Marlon Arraes, coordenador-geral de Etanol do Ministério de Minas e Energia, falou sobre as alíquotas para o cálculo do ICMS. Segundo o presidente da Comissão, Nelson Perez Júnior, o setor tem sofrido com as mudanças no Imposto sobre Circulação de Mercadorias e Serviços (ICMS) previstas na Lei Complementar n.º 194/2022, que alterou o Código Tributário Nacional (Lei nº 5.172/66).

“A queda dos impostos está impactando de uma forma muito drástica o setor e agravando o preço do etanol. Em alguns estados há usinas tentando renegociar com os produtores o preço pela matéria-prima. Precisamos pensar em uma forma de tornar o etanol competitivo”, disse.

Outro item da pauta foi a apresentação do Programa “Produtor Responsável”, desenvolvido pela Federação de Agricultura e Pecuária do Estado de Minas Gerais (Faemg).

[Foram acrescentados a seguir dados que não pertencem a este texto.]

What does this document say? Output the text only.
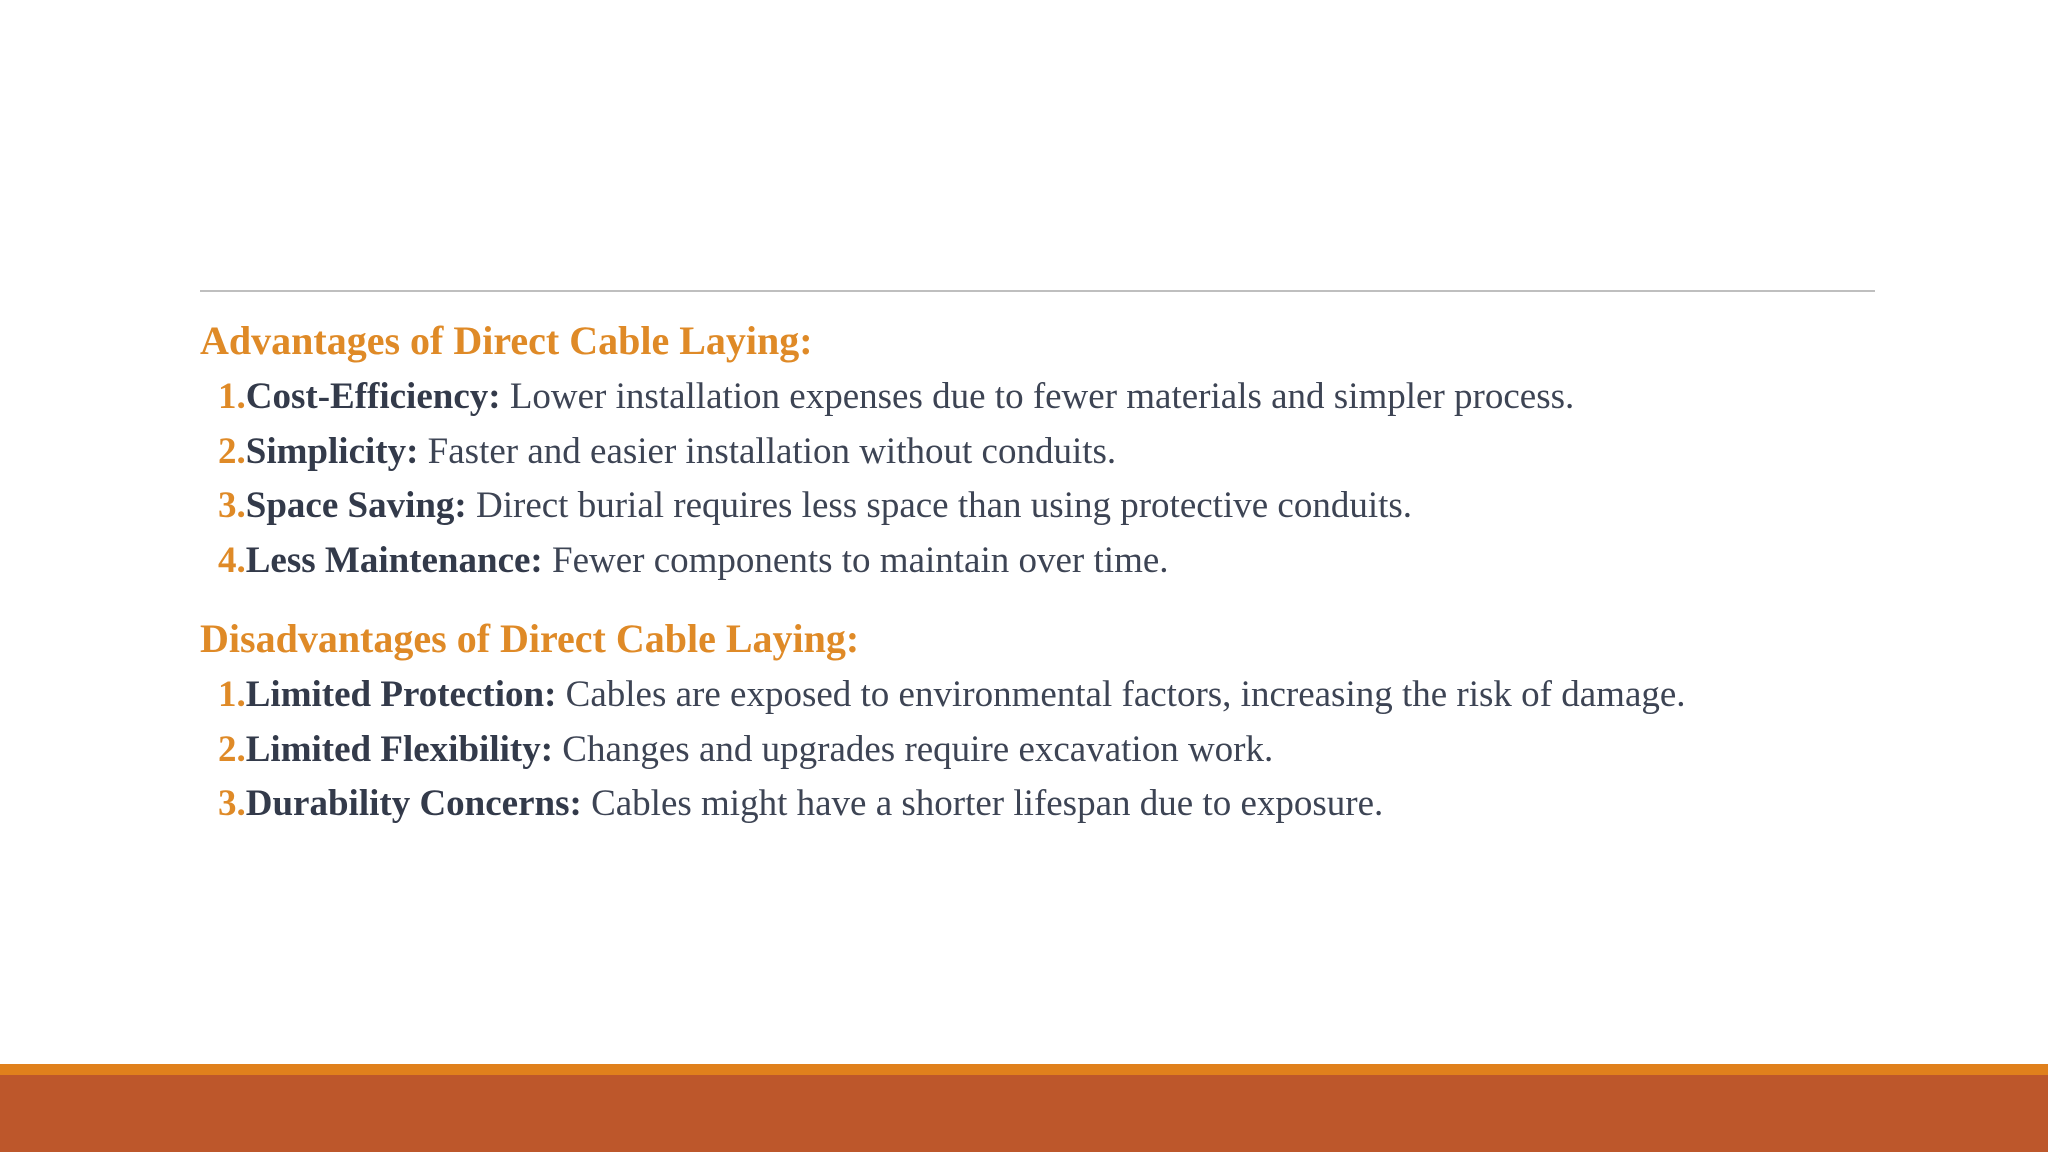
Advantages of Direct Cable Laying:
1.Cost-Efficiency: Lower installation expenses due to fewer materials and simpler process.
2.Simplicity: Faster and easier installation without conduits.
3.Space Saving: Direct burial requires less space than using protective conduits.
4.Less Maintenance: Fewer components to maintain over time.
Disadvantages of Direct Cable Laying:
1.Limited Protection: Cables are exposed to environmental factors, increasing the risk of damage.
2.Limited Flexibility: Changes and upgrades require excavation work.
3.Durability Concerns: Cables might have a shorter lifespan due to exposure.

A iniciativa está pautada em macro indicadores para acompanhar o cumprimento de normativas trabalhistas, ambientais, de saúde e de segurança no campo.

De acordo com a Federação, a demanda veio do próprio setor, que sentia falta de uma ferramenta que fizesse o levantamento e diagnóstico de não conformidades da cadeia produtiva, para adequação respeitando-se as normas vigentes. A iniciativa foi bem-vinda na comissão e pode ser estendida para outros estados do país.

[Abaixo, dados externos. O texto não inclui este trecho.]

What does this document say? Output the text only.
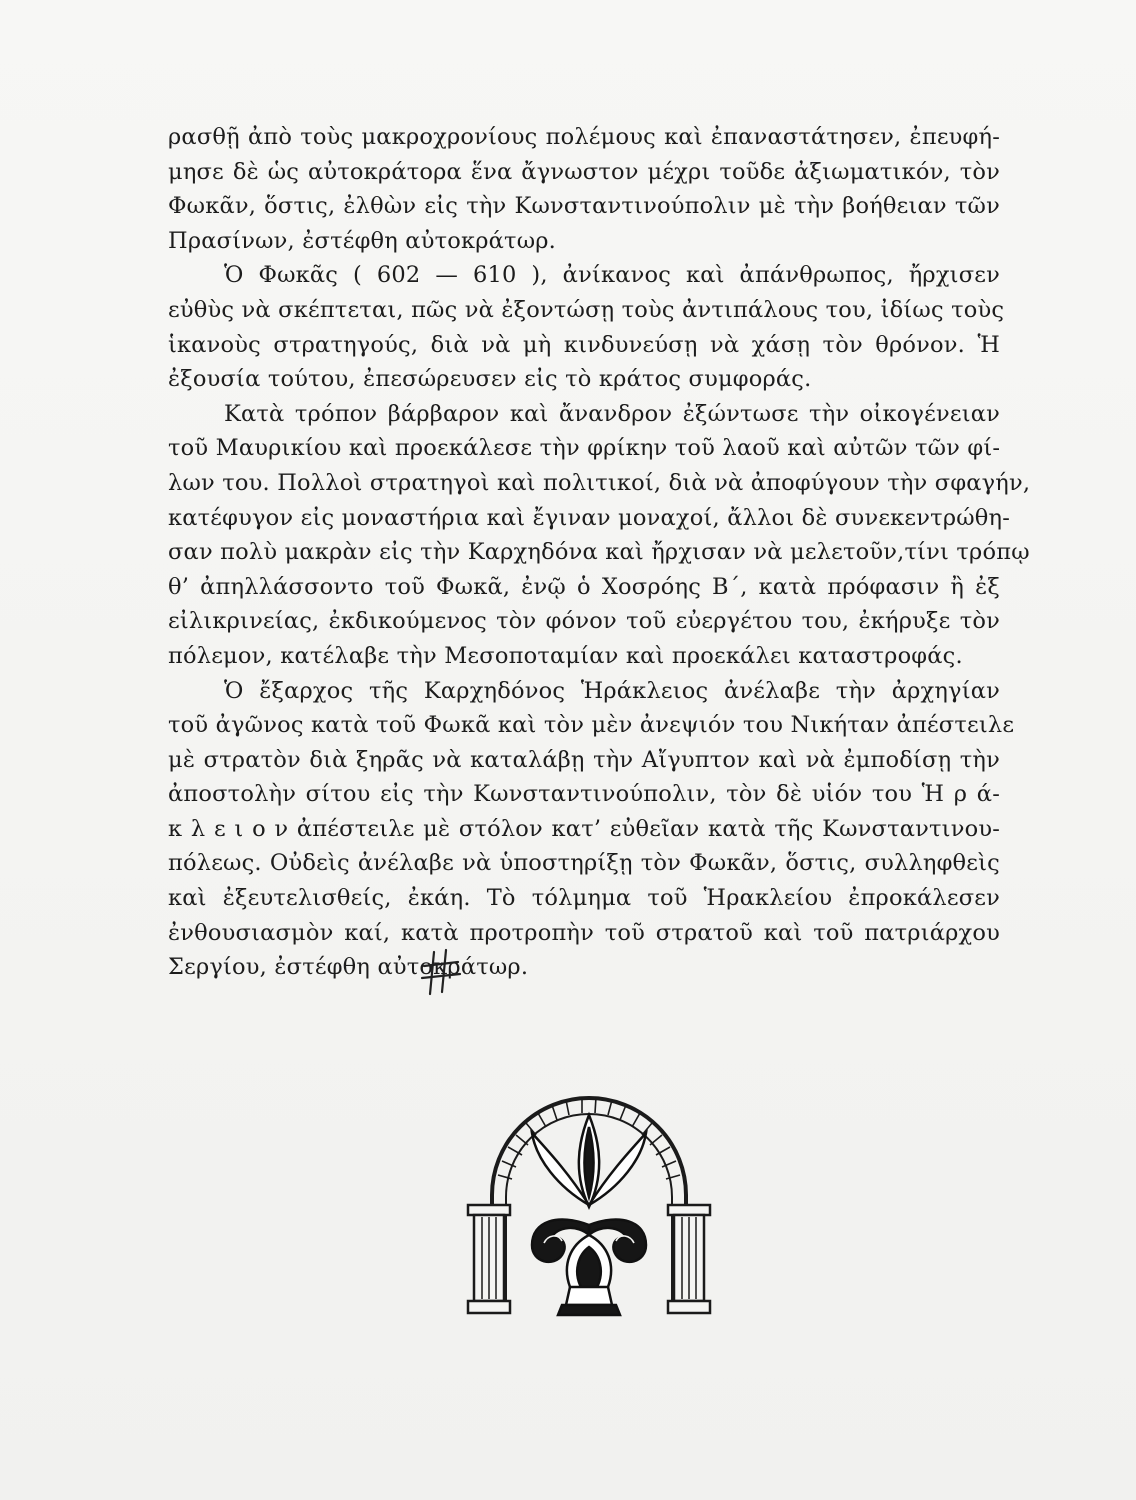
ρασθῇ ἀπὸ τοὺς μακροχρονίους πολέμους καὶ ἐπαναστάτησεν, ἐπευφή-
μησε δὲ ὡς αὐτοκράτορα ἕνα ἄγνωστον μέχρι τοῦδε ἀξιωματικόν, τὸν
Φωκᾶν, ὅστις, ἐλθὼν εἰς τὴν Κωνσταντινούπολιν μὲ τὴν βοήθειαν τῶν
Πρασίνων, ἐστέφθη αὐτοκράτωρ.
Ὁ Φωκᾶς ( 602 — 610 ), ἀνίκανος καὶ ἀπάνθρωπος, ἤρχισεν
εὐθὺς νὰ σκέπτεται, πῶς νὰ ἐξοντώσῃ τοὺς ἀντιπάλους του, ἰδίως τοὺς
ἱκανοὺς στρατηγούς, διὰ νὰ μὴ κινδυνεύσῃ νὰ χάσῃ τὸν θρόνον. Ἡ
ἐξουσία τούτου, ἐπεσώρευσεν εἰς τὸ κράτος συμφοράς.
Κατὰ τρόπον βάρβαρον καὶ ἄνανδρον ἐξώντωσε τὴν οἰκογένειαν
τοῦ Μαυρικίου καὶ προεκάλεσε τὴν φρίκην τοῦ λαοῦ καὶ αὐτῶν τῶν φί-
λων του. Πολλοὶ στρατηγοὶ καὶ πολιτικοί, διὰ νὰ ἀποφύγουν τὴν σφαγήν,
κατέφυγον εἰς μοναστήρια καὶ ἔγιναν μοναχοί, ἄλλοι δὲ συνεκεντρώθη-
σαν πολὺ μακρὰν εἰς τὴν Καρχηδόνα καὶ ἤρχισαν νὰ μελετοῦν,τίνι τρόπῳ
θ’ ἀπηλλάσσοντο τοῦ Φωκᾶ, ἐνῷ ὁ Χοσρόης Β΄, κατὰ πρόφασιν ἢ ἐξ
εἰλικρινείας, ἐκδικούμενος τὸν φόνον τοῦ εὐεργέτου του, ἐκήρυξε τὸν
πόλεμον, κατέλαβε τὴν Μεσοποταμίαν καὶ προεκάλει καταστροφάς.
Ὁ ἔξαρχος τῆς Καρχηδόνος Ἡράκλειος ἀνέλαβε τὴν ἀρχηγίαν
τοῦ ἀγῶνος κατὰ τοῦ Φωκᾶ καὶ τὸν μὲν ἀνεψιόν του Νικήταν ἀπέστειλε
μὲ στρατὸν διὰ ξηρᾶς νὰ καταλάβῃ τὴν Αἴγυπτον καὶ νὰ ἐμποδίσῃ τὴν
ἀποστολὴν σίτου εἰς τὴν Κωνσταντινούπολιν, τὸν δὲ υἱόν του Ἡ ρ ά-
κ λ ε ι ο ν ἀπέστειλε μὲ στόλον κατ’ εὐθεῖαν κατὰ τῆς Κωνσταντινου-
πόλεως. Οὐδεὶς ἀνέλαβε νὰ ὑποστηρίξῃ τὸν Φωκᾶν, ὅστις, συλληφθεὶς
καὶ ἐξευτελισθείς, ἐκάη. Τὸ τόλμημα τοῦ Ἡρακλείου ἐπροκάλεσεν
ἐνθουσιασμὸν καί, κατὰ προτροπὴν τοῦ στρατοῦ καὶ τοῦ πατριάρχου
Σεργίου, ἐστέφθη αὐτοκράτωρ.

A reunião também tratou da tramitação do Projeto de Lei nº 3149/2020, que estabelece o pagamento de CBios (Crédito de Descarbonização) aos produtores independentes de biomassa.

O PL foi aprovado com a articulação da CNA e de outras entidades do setor na Comissão de Agricultura, Pecuária, Abastecimento e Desenvolvimento Rural (CAPADR) da Câmara dos Deputados. Atualmente a matéria está na Comissão de Minas e Energia (CME) e aguarda apresentação do parecer do relator.

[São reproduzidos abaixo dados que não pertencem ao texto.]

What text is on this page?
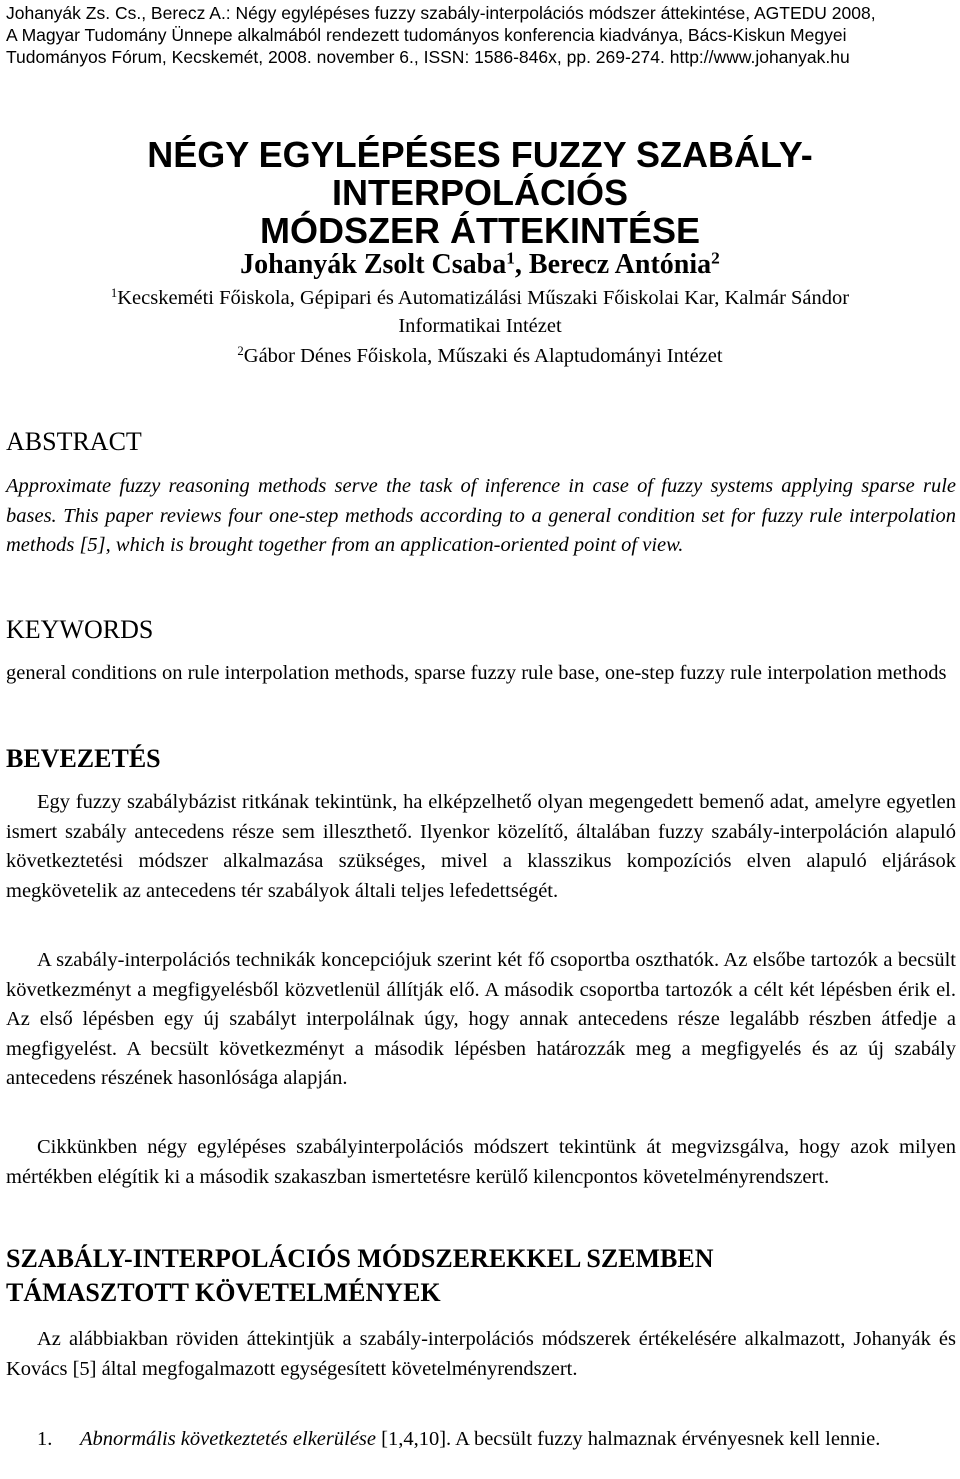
Johanyák Zs. Cs., Berecz A.: Négy egylépéses fuzzy szabály-interpolációs módszer áttekintése, AGTEDU 2008,
A Magyar Tudomány Ünnepe alkalmából rendezett tudományos konferencia kiadványa, Bács-Kiskun Megyei
Tudományos Fórum, Kecskemét, 2008. november 6., ISSN: 1586-846x, pp. 269-274. http://www.johanyak.hu
NÉGY EGYLÉPÉSES FUZZY SZABÁLY-INTERPOLÁCIÓS
MÓDSZER ÁTTEKINTÉSE
Johanyák Zsolt Csaba$^1$, Berecz Antónia$^2$
$^1$Kecskeméti Főiskola, Gépipari és Automatizálási Műszaki Főiskolai Kar, Kalmár Sándor
Informatikai Intézet
$^2$Gábor Dénes Főiskola, Műszaki és Alaptudományi Intézet
ABSTRACT
Approximate fuzzy reasoning methods serve the task of inference in case of fuzzy systems applying sparse rule bases. This paper reviews four one-step methods according to a general condition set for fuzzy rule interpolation methods [5], which is brought together from an application-oriented point of view.
KEYWORDS
general conditions on rule interpolation methods, sparse fuzzy rule base, one-step fuzzy rule interpolation methods
BEVEZETÉS
Egy fuzzy szabálybázist ritkának tekintünk, ha elképzelhető olyan megengedett bemenő adat, amelyre egyetlen ismert szabály antecedens része sem illeszthető. Ilyenkor közelítő, általában fuzzy szabály-interpoláción alapuló következtetési módszer alkalmazása szükséges, mivel a klasszikus kompozíciós elven alapuló eljárások megkövetelik az antecedens tér szabályok általi teljes lefedettségét.
A szabály-interpolációs technikák koncepciójuk szerint két fő csoportba oszthatók. Az elsőbe tartozók a becsült következményt a megfigyelésből közvetlenül állítják elő. A második csoportba tartozók a célt két lépésben érik el. Az első lépésben egy új szabályt interpolálnak úgy, hogy annak antecedens része legalább részben átfedje a megfigyelést. A becsült következményt a második lépésben határozzák meg a megfigyelés és az új szabály antecedens részének hasonlósága alapján.
Cikkünkben négy egylépéses szabályinterpolációs módszert tekintünk át megvizsgálva, hogy azok milyen mértékben elégítik ki a második szakaszban ismertetésre kerülő kilencpontos követelményrendszert.
SZABÁLY-INTERPOLÁCIÓS MÓDSZEREKKEL SZEMBEN
TÁMASZTOTT KÖVETELMÉNYEK
Az alábbiakban röviden áttekintjük a szabály-interpolációs módszerek értékelésére alkalmazott, Johanyák és Kovács [5] által megfogalmazott egységesített követelményrendszert.
1. Abnormális következtetés elkerülése [1,4,10]. A becsült fuzzy halmaznak érvényesnek kell lennie.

O CBios é um dos instrumentos adotados pela RenovaBio (Lei nº 13.576/17) como ferramenta para o Brasil atingir as metas de descarbonização previstas no Acordo de Paris até 2030.

“Defendemos a obrigatoriedade do repasse aos produtores de cana da receita dos CBios emitidos. Esse recurso faz diferença no setor, principalmente nesse momento de redução de margem para o produtor”, ressaltou o presidente da Comissão, Nelson Perez.